Researchers have identified a gene that, when inhibited, could protect against the symptoms of Alzheimer’s disease in mice, which could pave the way for new treatments.
- While the number of people diagnosed with Alzheimer’s disease is expected to double by 2050, a team of scientists has uncovered a new potential target for treating the neurodegenerative pathology: the PDE4B gene.
- Building on previous work that identified this gene as a risk factor for Alzheimer’s, the researchers reduced PDE4B activity in mice with the disease. The result: fewer memory problems, healthy levels of glucose metabolism, and less inflammation in the brain.
- “Reducing PDE4B activity could protect against cognitive impairment not only in Alzheimer’s disease, but also in other forms of dementia, such as Huntington’s disease,” according to the team of researchers.
A future treatment for Alzheimer’s disease? At least that is the hope raised by a recent study carried out on rodents, published in the journal Neuropsychopharmacology. While the number of people diagnosed with it should double by 2050a team of scientists has uncovered a new potential target for treating neurodegenerative pathology: the PDE4B gene.
Alzheimer’s: fewer symptoms in mice with an inhibited PDE4B gene
The PDE4B enzyme, encoded in humans by the eponymous gene, participates in the regulation of a whole range of cellular processes linked, for example, to hormones or neurotransmitters. Building on previous work that identified the PDE4B gene as a risk factor for Alzheimer’s, researchers at the Universities of Leeds and Lancaster in the United Kingdom wanted to know whether inhibiting PDE4B activity was likely to protect against the disease and, ultimately, be the basis of a new treatment. With this in mind, they genetically reduced (by just 27%) PDE4B activity in mouse models that had amyloid plaques in the brain, a key pathological hallmark of Alzheimer’s disease.
As a result, by confronting them with maze tests, the researchers observed “memory deficits” in rodents suffering from Alzheimer’s – unsurprisingly – but not in sick rodents whose PDE4B activity had been inhibited, we can read in a communicated. Using functional brain imaging, the team also observed that the metabolism of glucose, the main source of energy in the brain, was “altered” in Alzheimer’s diseased mice (like that observed in patients with the disease), but that those with reduced PDE4B activity showed “healthy levels of glucose metabolism in the brain”.

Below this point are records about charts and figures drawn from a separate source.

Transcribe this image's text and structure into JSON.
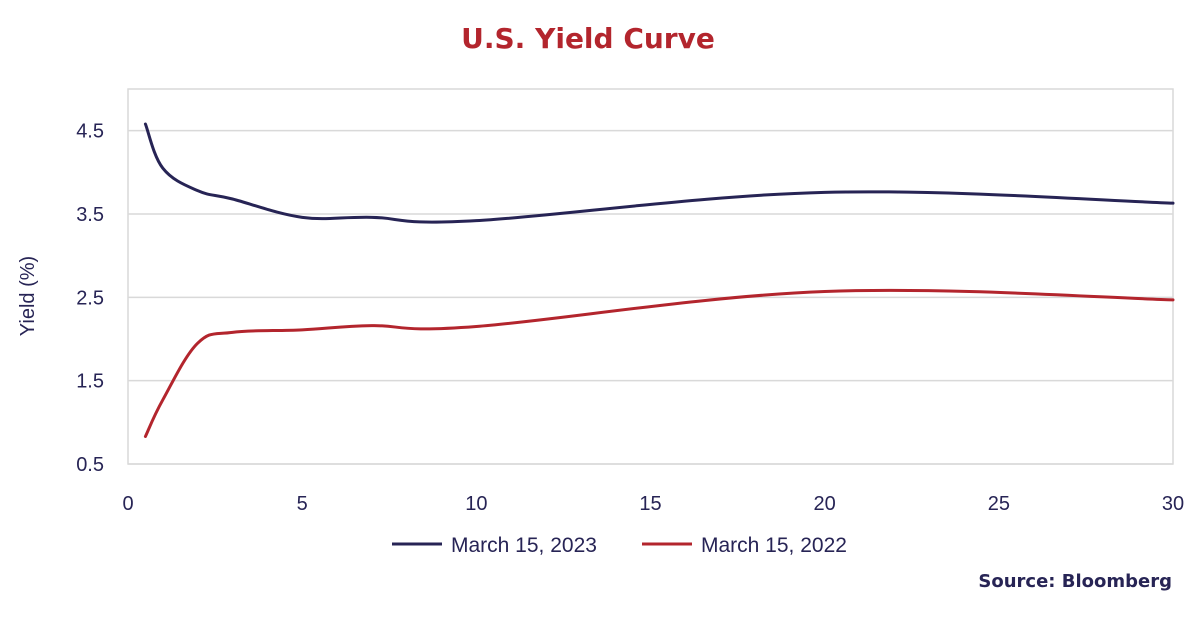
{
  "chart_data": {
    "type": "line",
    "title": "U.S. Yield Curve",
    "xlabel": "",
    "ylabel": "Yield (%)",
    "xlim": [
      0,
      30
    ],
    "ylim": [
      0.5,
      5.0
    ],
    "x_ticks": [
      0,
      5,
      10,
      15,
      20,
      25,
      30
    ],
    "y_ticks": [
      0.5,
      1.5,
      2.5,
      3.5,
      4.5
    ],
    "grid": true,
    "legend_position": "bottom",
    "series": [
      {
        "name": "March 15, 2023",
        "color": "#272455",
        "x": [
          0.5,
          1,
          2,
          3,
          5,
          7,
          10,
          20,
          30
        ],
        "y": [
          4.58,
          4.05,
          3.78,
          3.68,
          3.46,
          3.46,
          3.42,
          3.76,
          3.63
        ]
      },
      {
        "name": "March 15, 2022",
        "color": "#b3252d",
        "x": [
          0.5,
          1,
          2,
          3,
          5,
          7,
          10,
          20,
          30
        ],
        "y": [
          0.83,
          1.27,
          1.95,
          2.08,
          2.11,
          2.16,
          2.15,
          2.57,
          2.47
        ]
      }
    ]
  },
  "source": "Source: Bloomberg"
}
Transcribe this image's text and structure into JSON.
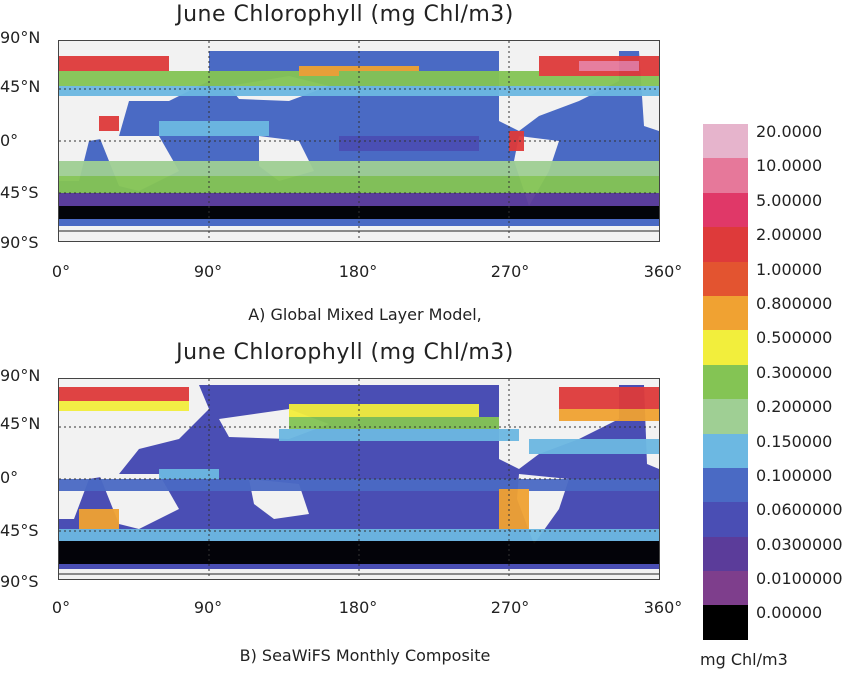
{
  "panel_a": {
    "title": "June Chlorophyll (mg Chl/m3)",
    "caption": "A) Global Mixed Layer Model,",
    "lat_labels": [
      "90°N",
      "45°N",
      "0°",
      "45°S",
      "90°S"
    ],
    "lon_labels": [
      "0°",
      "90°",
      "180°",
      "270°",
      "360°"
    ]
  },
  "panel_b": {
    "title": "June Chlorophyll (mg Chl/m3)",
    "caption": "B) SeaWiFS Monthly Composite",
    "lat_labels": [
      "90°N",
      "45°N",
      "0°",
      "45°S",
      "90°S"
    ],
    "lon_labels": [
      "0°",
      "90°",
      "180°",
      "270°",
      "360°"
    ]
  },
  "legend": {
    "units": "mg Chl/m3",
    "items": [
      {
        "label": "20.0000",
        "color": "#e6b4cc"
      },
      {
        "label": "10.0000",
        "color": "#e6789a"
      },
      {
        "label": "5.00000",
        "color": "#e03868"
      },
      {
        "label": "2.00000",
        "color": "#de3a3a"
      },
      {
        "label": "1.00000",
        "color": "#e35430"
      },
      {
        "label": "0.800000",
        "color": "#f0a232"
      },
      {
        "label": "0.500000",
        "color": "#f2ee3c"
      },
      {
        "label": "0.300000",
        "color": "#84c454"
      },
      {
        "label": "0.200000",
        "color": "#9fcf94"
      },
      {
        "label": "0.150000",
        "color": "#6cb8e2"
      },
      {
        "label": "0.100000",
        "color": "#4a6ac4"
      },
      {
        "label": "0.0600000",
        "color": "#4a4eb4"
      },
      {
        "label": "0.0300000",
        "color": "#5b3c9a"
      },
      {
        "label": "0.0100000",
        "color": "#7e3e8c"
      },
      {
        "label": "0.00000",
        "color": "#000000"
      }
    ]
  },
  "colors": {
    "land": "#f2f2f2",
    "grid": "#333333"
  }
}
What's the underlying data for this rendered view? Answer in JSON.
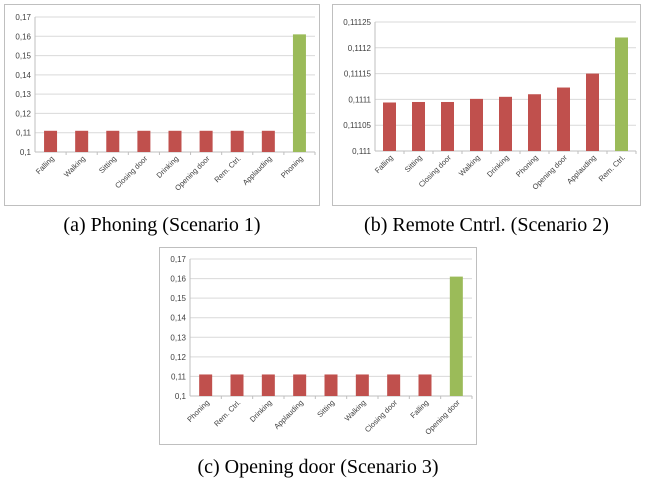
{
  "colors": {
    "bar_default": "#c0504d",
    "bar_highlight": "#9bbb59",
    "grid": "#d9d9d9",
    "axis": "#bfbfbf",
    "panel_border": "#bfbfbf"
  },
  "chart_data": [
    {
      "type": "bar",
      "caption": "(a) Phoning (Scenario 1)",
      "categories": [
        "Falling",
        "Walking",
        "Sitting",
        "Closing door",
        "Drinking",
        "Opening door",
        "Rem. Ctrl.",
        "Applauding",
        "Phoning"
      ],
      "values": [
        0.111,
        0.111,
        0.111,
        0.111,
        0.111,
        0.111,
        0.111,
        0.111,
        0.161
      ],
      "highlight_index": 8,
      "yticks": [
        "0,1",
        "0,11",
        "0,12",
        "0,13",
        "0,14",
        "0,15",
        "0,16",
        "0,17"
      ],
      "ylim": [
        0.1,
        0.17
      ],
      "grid": true,
      "title": "",
      "xlabel": "",
      "ylabel": ""
    },
    {
      "type": "bar",
      "caption": "(b) Remote Cntrl. (Scenario 2)",
      "categories": [
        "Falling",
        "Sitting",
        "Closing door",
        "Walking",
        "Drinking",
        "Phoning",
        "Opening door",
        "Applauding",
        "Rem. Ctrl."
      ],
      "values": [
        0.111094,
        0.111095,
        0.111095,
        0.111101,
        0.111105,
        0.11111,
        0.111123,
        0.11115,
        0.11122
      ],
      "highlight_index": 8,
      "yticks": [
        "0,111",
        "0,11105",
        "0,1111",
        "0,11115",
        "0,1112",
        "0,11125"
      ],
      "ylim": [
        0.111,
        0.11125
      ],
      "grid": true,
      "title": "",
      "xlabel": "",
      "ylabel": ""
    },
    {
      "type": "bar",
      "caption": "(c) Opening door (Scenario 3)",
      "categories": [
        "Phoning",
        "Rem. Ctrl.",
        "Drinking",
        "Applauding",
        "Sitting",
        "Walking",
        "Closing door",
        "Falling",
        "Opening door"
      ],
      "values": [
        0.111,
        0.111,
        0.111,
        0.111,
        0.111,
        0.111,
        0.111,
        0.111,
        0.161
      ],
      "highlight_index": 8,
      "yticks": [
        "0,1",
        "0,11",
        "0,12",
        "0,13",
        "0,14",
        "0,15",
        "0,16",
        "0,17"
      ],
      "ylim": [
        0.1,
        0.17
      ],
      "grid": true,
      "title": "",
      "xlabel": "",
      "ylabel": ""
    }
  ]
}
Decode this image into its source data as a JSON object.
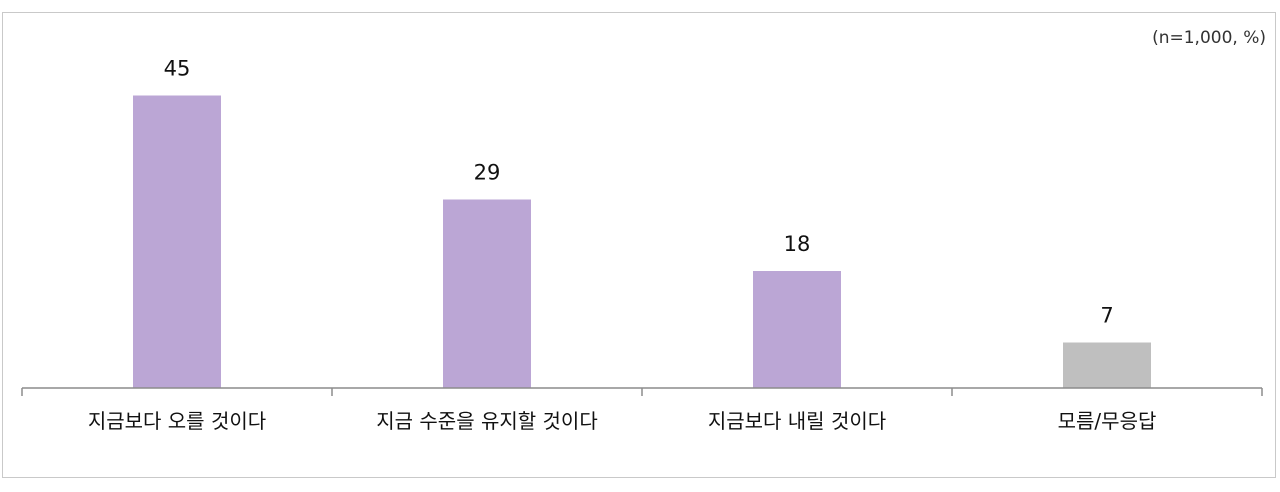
{
  "note": "(n=1,000, %)",
  "chart_data": {
    "type": "bar",
    "categories": [
      "지금보다 오를 것이다",
      "지금 수준을 유지할 것이다",
      "지금보다 내릴 것이다",
      "모름/무응답"
    ],
    "values": [
      45,
      29,
      18,
      7
    ],
    "title": "",
    "xlabel": "",
    "ylabel": "",
    "ylim": [
      0,
      50
    ],
    "grid": false,
    "legend": "none",
    "bar_colors": [
      "#bba6d5",
      "#bba6d5",
      "#bba6d5",
      "#bfbfbf"
    ],
    "data_labels": true
  }
}
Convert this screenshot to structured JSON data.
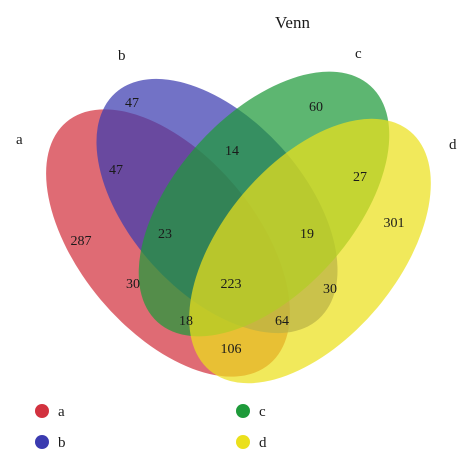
{
  "title": "Venn",
  "sets": [
    {
      "id": "a",
      "label": "a",
      "color": "#d2323f"
    },
    {
      "id": "b",
      "label": "b",
      "color": "#3b3bb0"
    },
    {
      "id": "c",
      "label": "c",
      "color": "#1e9a3a"
    },
    {
      "id": "d",
      "label": "d",
      "color": "#ebe01c"
    }
  ],
  "regions": [
    {
      "sets": "b",
      "value": "47"
    },
    {
      "sets": "c",
      "value": "60"
    },
    {
      "sets": "b,c",
      "value": "14"
    },
    {
      "sets": "a,b",
      "value": "47"
    },
    {
      "sets": "c,d",
      "value": "27"
    },
    {
      "sets": "a",
      "value": "287"
    },
    {
      "sets": "a,b,c",
      "value": "23"
    },
    {
      "sets": "b,c,d",
      "value": "19"
    },
    {
      "sets": "d",
      "value": "301"
    },
    {
      "sets": "a,c",
      "value": "30"
    },
    {
      "sets": "a,b,c,d",
      "value": "223"
    },
    {
      "sets": "b,d",
      "value": "30"
    },
    {
      "sets": "a,c,d",
      "value": "18"
    },
    {
      "sets": "a,b,d",
      "value": "64"
    },
    {
      "sets": "a,d",
      "value": "106"
    }
  ],
  "legend": [
    {
      "label": "a",
      "color": "#d2323f"
    },
    {
      "label": "c",
      "color": "#1e9a3a"
    },
    {
      "label": "b",
      "color": "#3b3bb0"
    },
    {
      "label": "d",
      "color": "#ebe01c"
    }
  ]
}
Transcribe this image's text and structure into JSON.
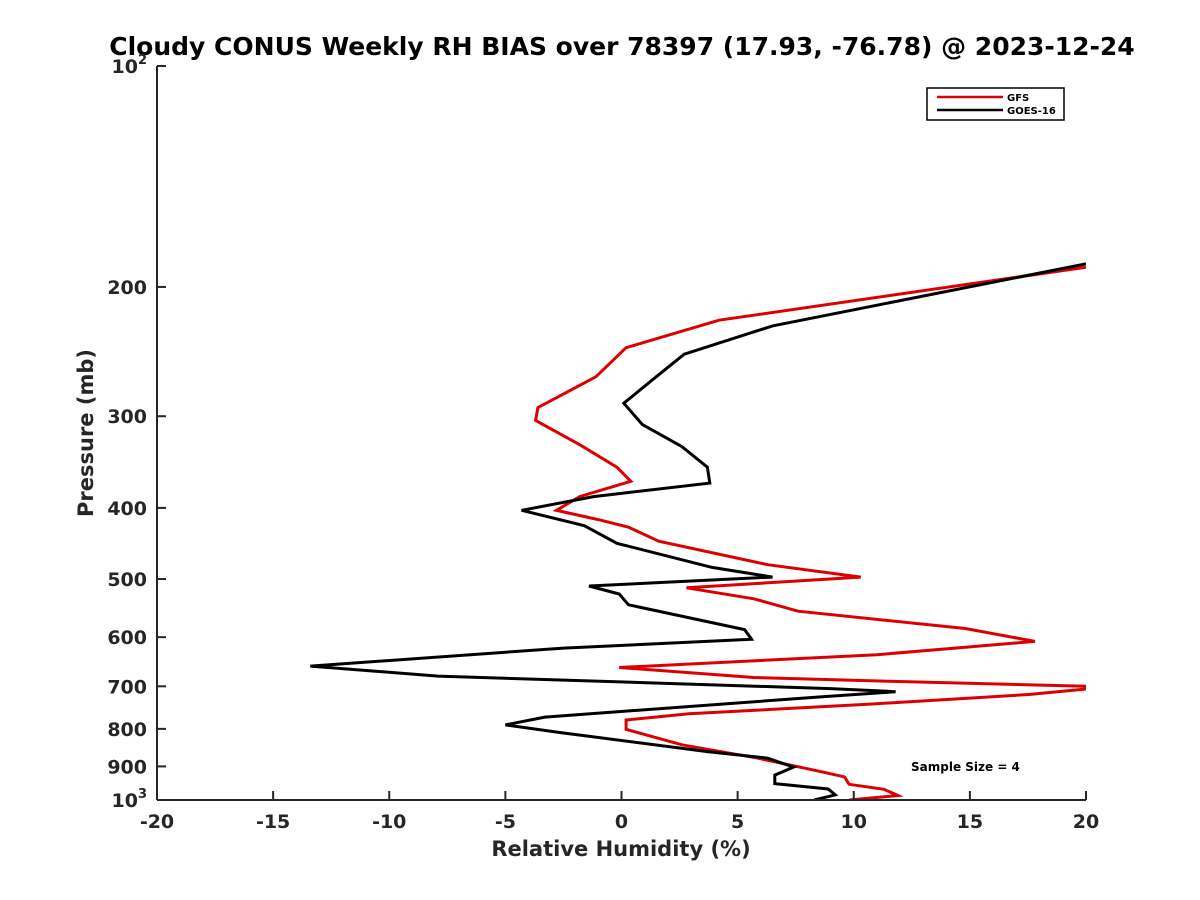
{
  "chart_data": {
    "type": "line",
    "title": "Cloudy CONUS Weekly RH BIAS over 78397 (17.93, -76.78) @ 2023-12-24",
    "xlabel": "Relative Humidity (%)",
    "ylabel": "Pressure (mb)",
    "xlim": [
      -20,
      20
    ],
    "ylim": [
      100,
      1000
    ],
    "y_scale": "log",
    "y_reversed": true,
    "x_ticks": [
      "-20",
      "-15",
      "-10",
      "-5",
      "0",
      "5",
      "10",
      "15",
      "20"
    ],
    "y_ticks": [
      {
        "value": 100,
        "base": "10",
        "exp": "2"
      },
      {
        "value": 200,
        "label": "200"
      },
      {
        "value": 300,
        "label": "300"
      },
      {
        "value": 400,
        "label": "400"
      },
      {
        "value": 500,
        "label": "500"
      },
      {
        "value": 600,
        "label": "600"
      },
      {
        "value": 700,
        "label": "700"
      },
      {
        "value": 800,
        "label": "800"
      },
      {
        "value": 900,
        "label": "900"
      },
      {
        "value": 1000,
        "base": "10",
        "exp": "3"
      }
    ],
    "grid": false,
    "legend_position": "top-right",
    "annotation": "Sample Size = 4",
    "series": [
      {
        "name": "GFS",
        "color": "#dd0000",
        "points": [
          [
            20.0,
            188
          ],
          [
            4.2,
            222
          ],
          [
            0.2,
            242
          ],
          [
            -1.1,
            265
          ],
          [
            -3.6,
            292
          ],
          [
            -3.7,
            304
          ],
          [
            -1.8,
            328
          ],
          [
            -0.2,
            352
          ],
          [
            0.4,
            368
          ],
          [
            -1.8,
            386
          ],
          [
            -2.8,
            403
          ],
          [
            -1.0,
            415
          ],
          [
            0.3,
            425
          ],
          [
            1.6,
            444
          ],
          [
            6.3,
            478
          ],
          [
            10.3,
            497
          ],
          [
            2.8,
            514
          ],
          [
            5.7,
            532
          ],
          [
            7.6,
            553
          ],
          [
            14.8,
            584
          ],
          [
            17.8,
            608
          ],
          [
            11.0,
            634
          ],
          [
            -0.1,
            660
          ],
          [
            5.7,
            681
          ],
          [
            11.5,
            689
          ],
          [
            20.0,
            700
          ],
          [
            20.0,
            706
          ],
          [
            17.6,
            718
          ],
          [
            10.8,
            740
          ],
          [
            2.9,
            763
          ],
          [
            0.2,
            778
          ],
          [
            0.2,
            801
          ],
          [
            2.6,
            841
          ],
          [
            5.8,
            876
          ],
          [
            8.6,
            915
          ],
          [
            9.6,
            930
          ],
          [
            9.8,
            952
          ],
          [
            11.3,
            967
          ],
          [
            11.9,
            986
          ],
          [
            9.8,
            1000
          ]
        ]
      },
      {
        "name": "GOES-16",
        "color": "#000000",
        "points": [
          [
            20.0,
            186
          ],
          [
            6.5,
            226
          ],
          [
            2.7,
            247
          ],
          [
            1.5,
            265
          ],
          [
            0.1,
            288
          ],
          [
            0.9,
            308
          ],
          [
            2.6,
            330
          ],
          [
            3.7,
            352
          ],
          [
            3.8,
            370
          ],
          [
            -1.2,
            386
          ],
          [
            -4.3,
            403
          ],
          [
            -1.6,
            423
          ],
          [
            -0.2,
            447
          ],
          [
            3.9,
            482
          ],
          [
            6.5,
            497
          ],
          [
            -1.4,
            511
          ],
          [
            -0.1,
            524
          ],
          [
            0.3,
            542
          ],
          [
            5.3,
            586
          ],
          [
            5.6,
            604
          ],
          [
            -2.5,
            621
          ],
          [
            -13.4,
            657
          ],
          [
            -7.9,
            678
          ],
          [
            9.0,
            705
          ],
          [
            11.8,
            712
          ],
          [
            8.5,
            724
          ],
          [
            -3.3,
            771
          ],
          [
            -5.0,
            790
          ],
          [
            -2.7,
            809
          ],
          [
            3.7,
            859
          ],
          [
            6.3,
            877
          ],
          [
            7.4,
            902
          ],
          [
            6.6,
            925
          ],
          [
            6.6,
            950
          ],
          [
            8.9,
            966
          ],
          [
            9.2,
            984
          ],
          [
            8.3,
            1000
          ]
        ]
      }
    ]
  }
}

A protective effect on memory in mice with Alzheimer’s disease
To better understand the mechanisms at work, the scientists then examined the expression levels of genes and proteins in the brain. Same difference: if the inflammation was “increased” in the brains of mice suffering from Alzheimer’s (as is the case in humans), it was “weaker” in mice with the modified PDE4B gene.
“Although these rodents showed no decrease in the number of amyloid plaques in the brain, it had a profound protective effect on memory and glucose metabolism in the diseased mice. This suggests that it could protect against cognitive impairment. not only Alzheimer’s disease, but also other forms of dementia, such as Huntington’s disease. say the authors of the study. And to conclude: “These results offer real hope for the development of new treatments.”